The influence of African Americans on mainstream American music began in the 19th century, with the advent of blackface minstrelsy. The banjo, of African origin, became a popular instrument, and its African-derived rhythms were incorporated into popular songs by Stephen Foster and other songwriters. In the 1830s, the Second Great Awakening led to a rise in Christian revivals and pietism, especially among African Americans. Drawing on traditional work songs, enslaved African Americans originated and began performing a wide variety of Spirituals and other Christian music. Some of these songs were coded messages of subversion against slaveholders, or that signaled escape.

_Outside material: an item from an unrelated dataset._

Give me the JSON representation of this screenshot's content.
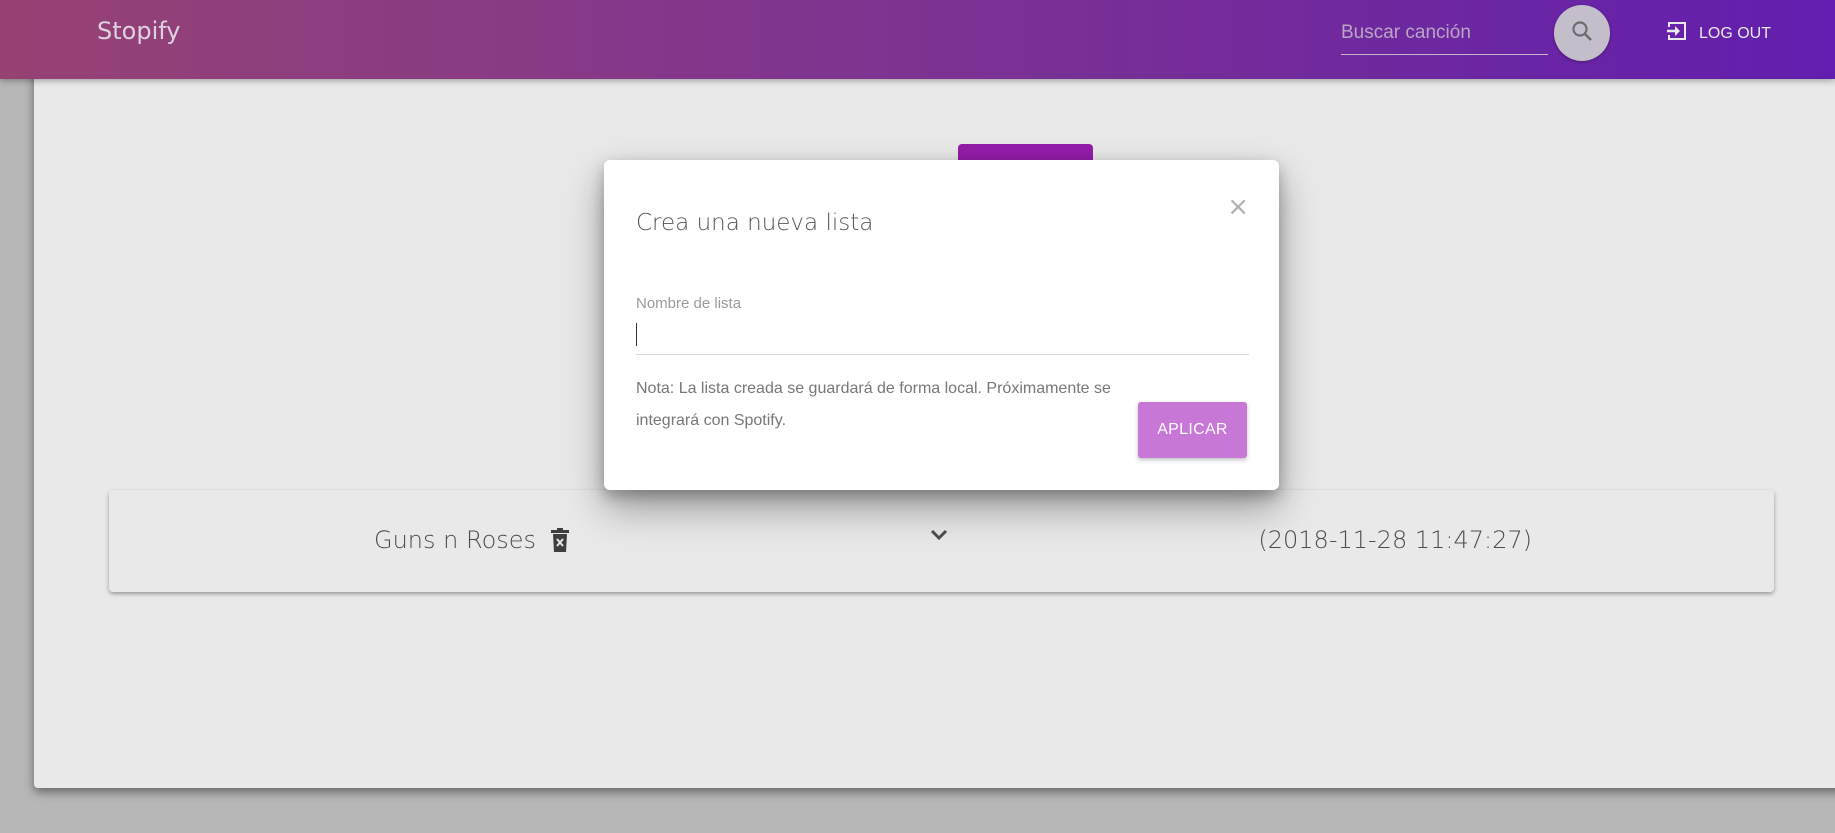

Field Holler is one type of African American music.
The field holler is a type of formless, and sometimes wordless vocal expression used by slaves in the cotton fields of the “Deep South“, especially in the Mississippi Delta, to communicate or to vent feelings, hence the name “field holler”. It is closely related to the call and response of work songs, prison chain gangs, railway gangs, and arhoolies, to Afro-American spirituals and ultimately to African American music in general such as the blues and the rhythm and blues.
Field hollers, cries and hollers of the slaves working in cotton fields, turpentine camps is seen as the precursor to the call and response of African American spirituals and gospel music, to jug bands, minstrel shows, stride piano, and ultimately to the blues, to the rhythm and blues, to jazz and to African American music in general.